The actual password never appears in any Svantic log, database, API call, or LLM context.

***

## What This Protects Against

| Threat                   | Protection                                                                         |
| ------------------------ | ---------------------------------------------------------------------------------- |
| **Server breach**        | No credentials stored on Svantic's servers — nothing to steal                      |
| **LLM context leak**     | Credential values never enter the AI model's context window                        |
| **Log exposure**         | Credentials never appear in Svantic's logs or telemetry                            |
| **Network interception** | Values don't traverse the network between your machine and Svantic                 |
| **Insider access**       | Svantic operators cannot access credential values — they don't exist in the system |

***

## Credential Storage

Svantic doesn't dictate where you store your credentials. The client tool resolves credential keys from whatever storage you configure:

* **Environment variables** — simplest option for development
* **OS keychain** — macOS Keychain, Windows Credential Manager, Linux Secret Service
* **Vault systems** — HashiCorp Vault, AWS Secrets Manager, GCP Secret Manager
* **Configuration files** — encrypted local config (e.g. `settings.json` with the SDK's credential resolver)
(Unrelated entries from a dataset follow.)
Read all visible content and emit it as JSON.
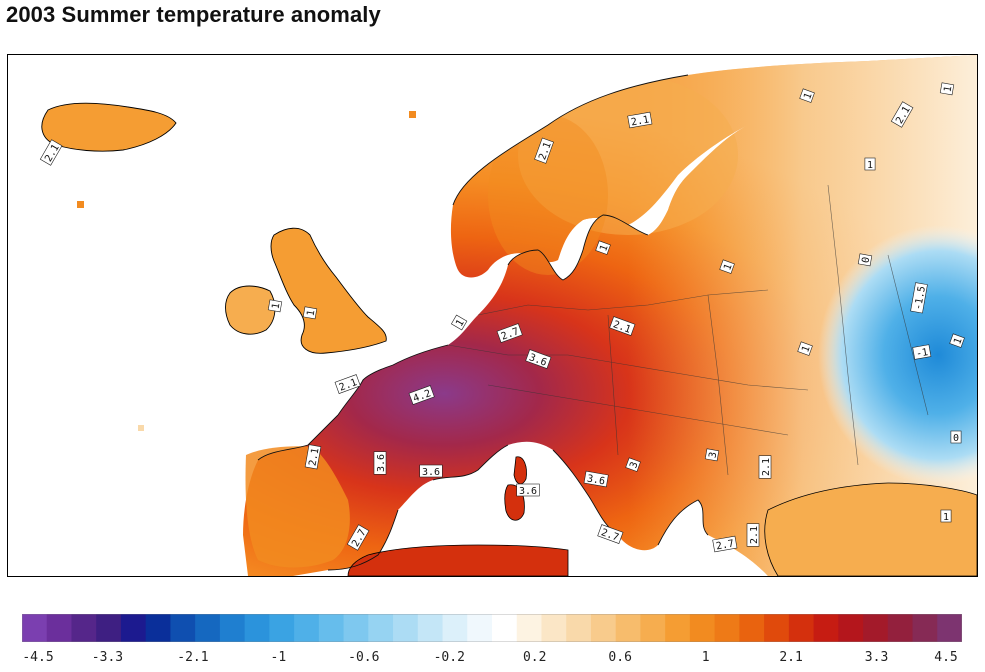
{
  "title": "2003 Summer temperature anomaly",
  "map": {
    "region": "Europe",
    "contour_labels": [
      "2.1",
      "2.1",
      "2.1",
      "1",
      "1",
      "1",
      "1",
      "1",
      "1",
      "2.7",
      "2.1",
      "3.6",
      "4.2",
      "2.1",
      "2.1",
      "3.6",
      "3.6",
      "3.6",
      "3.6",
      "2.7",
      "2.7",
      "3",
      "2.1",
      "3",
      "2.7",
      "2.1",
      "1",
      "1",
      "-1",
      "-1.5",
      "1",
      "0",
      "0",
      "1",
      "1",
      "2.1"
    ]
  },
  "colorbar": {
    "tick_labels": [
      "-4.5",
      "-3.3",
      "-2.1",
      "-1",
      "-0.6",
      "-0.2",
      "0.2",
      "0.6",
      "1",
      "2.1",
      "3.3",
      "4.5"
    ],
    "bin_colors": [
      "#7b3fb0",
      "#6b2f9c",
      "#55268a",
      "#3e1f82",
      "#1c1a8f",
      "#0a2f9a",
      "#0f4fb0",
      "#1568c0",
      "#1f7fd0",
      "#2b93dc",
      "#3aa3e3",
      "#4fb0e8",
      "#66bdec",
      "#7ec8ef",
      "#96d3f2",
      "#acdcf4",
      "#c4e6f7",
      "#dcf0fa",
      "#f0f8fd",
      "#ffffff",
      "#fdf3e2",
      "#fbe6c6",
      "#f9d9aa",
      "#f8cb8c",
      "#f7bc6c",
      "#f6ad4f",
      "#f59d33",
      "#f28b20",
      "#ee7a17",
      "#e9630f",
      "#e04a0c",
      "#d4300d",
      "#c61c12",
      "#b4161c",
      "#a31a2a",
      "#93203d",
      "#862a55",
      "#7d3470"
    ]
  }
}
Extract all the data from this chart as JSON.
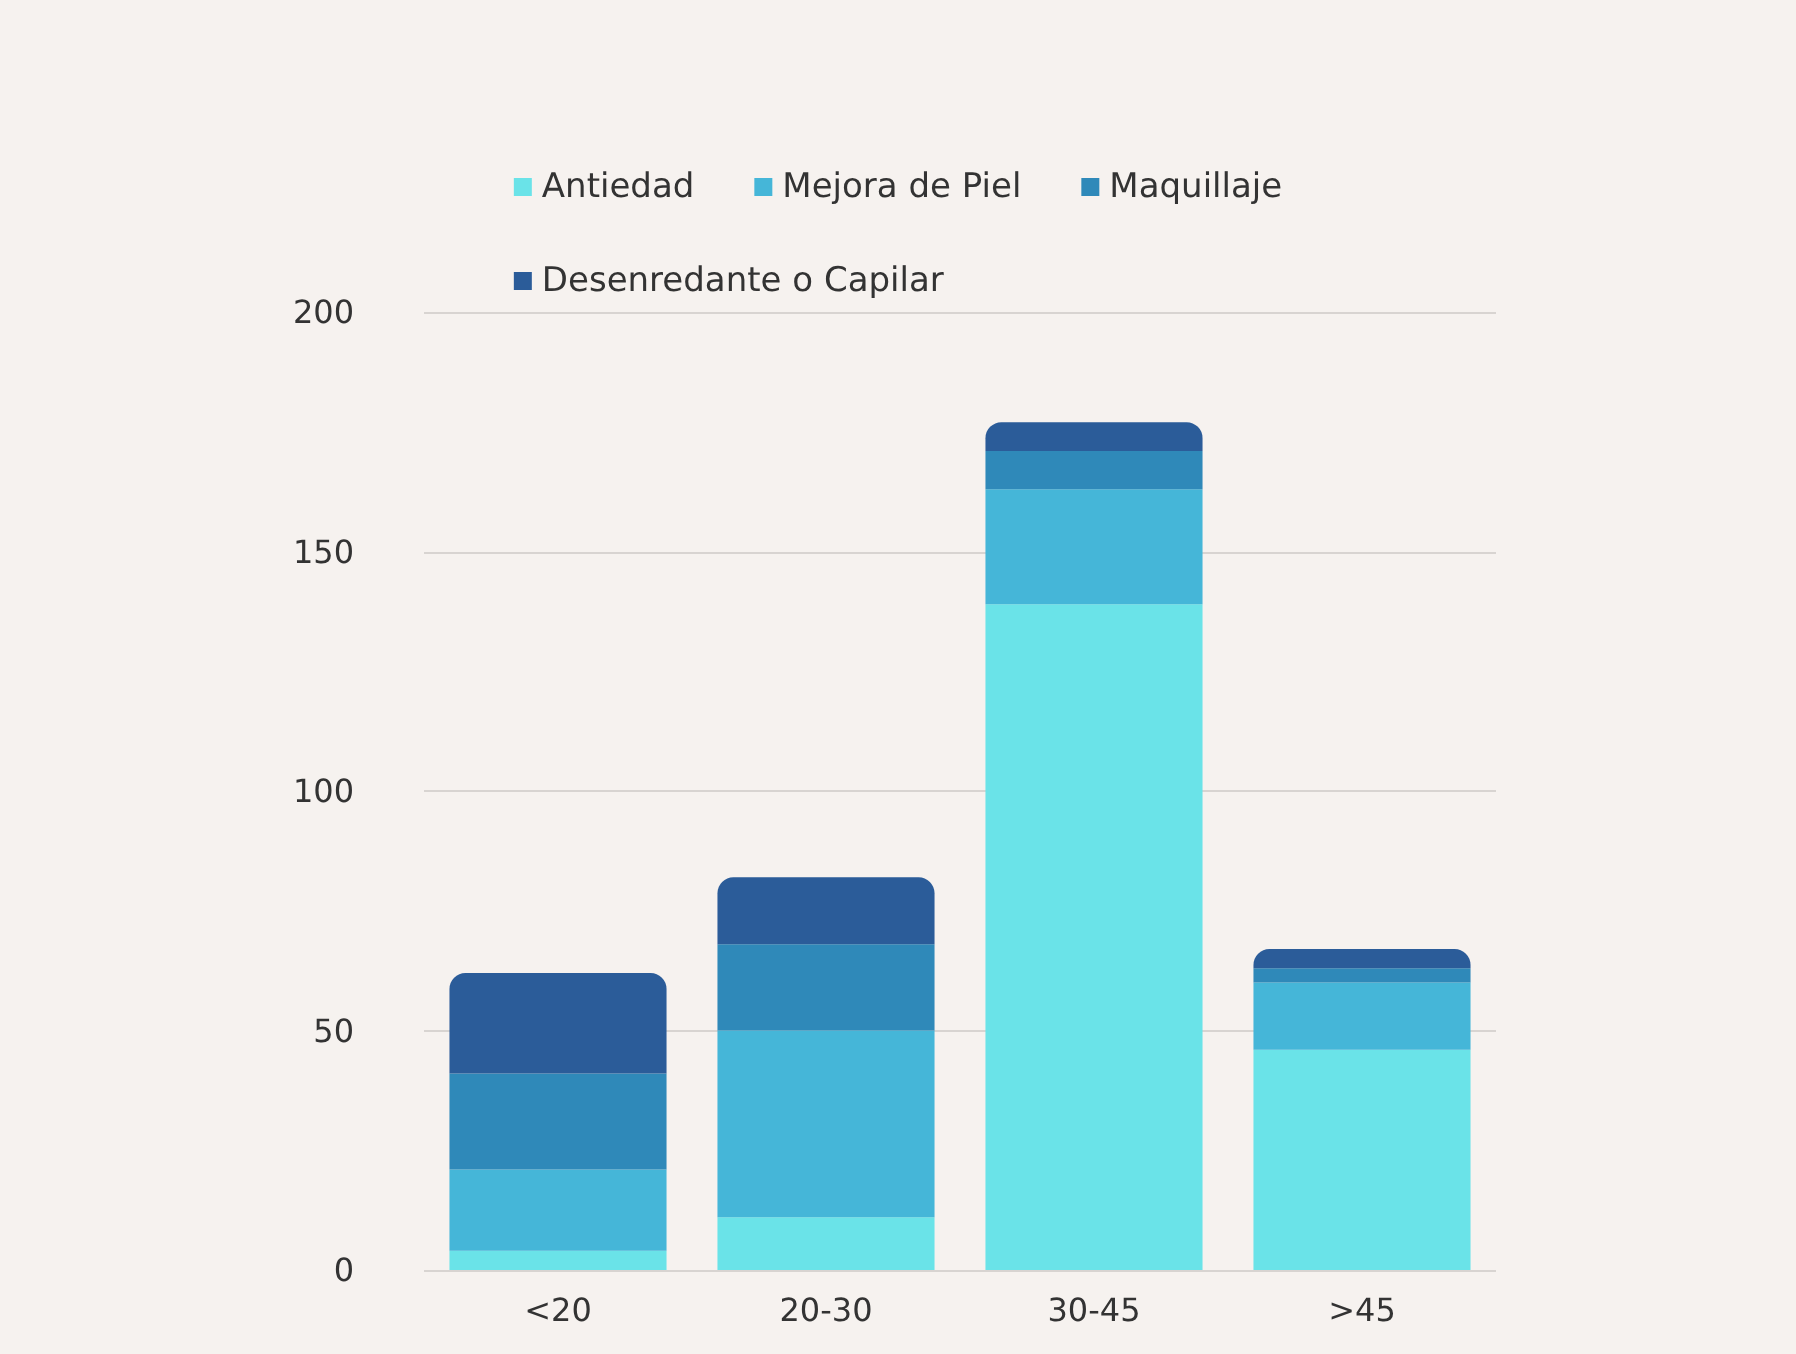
{
  "chart_data": {
    "type": "bar",
    "stacked": true,
    "categories": [
      "<20",
      "20-30",
      "30-45",
      ">45"
    ],
    "series": [
      {
        "name": "Antiedad",
        "color": "#6ae3e8",
        "values": [
          4,
          11,
          139,
          46
        ]
      },
      {
        "name": "Mejora de Piel",
        "color": "#45b6d8",
        "values": [
          17,
          39,
          24,
          14
        ]
      },
      {
        "name": "Maquillaje",
        "color": "#2f89b9",
        "values": [
          20,
          18,
          8,
          3
        ]
      },
      {
        "name": "Desenredante o Capilar",
        "color": "#2b5c99",
        "values": [
          21,
          14,
          6,
          4
        ]
      }
    ],
    "ylim": [
      0,
      200
    ],
    "yticks": [
      0,
      50,
      100,
      150,
      200
    ],
    "grid": "y",
    "legend": "top"
  }
}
The SDK provides a pluggable `CredentialResolver` interface. Implement it to connect any secret store.

***

## Sensitive Fields in A2UI

When an agent requests user input via [A2UI](/concepts/a2ui), fields can be marked `sensitive: true`. Sensitive fields are:

* **Never included** in Slack messages, emails, or webhook payloads
* **Only rendered** in the dashboard or terminal (full A2UI clients)
* Non-dashboard channels show a summary and a link: "This request contains sensitive fields — complete it in the dashboard"

This ensures that credentials entered by humans through approval flows also follow the zero-knowledge principle — the value travels directly from the user's browser to the agent, never through notification channels.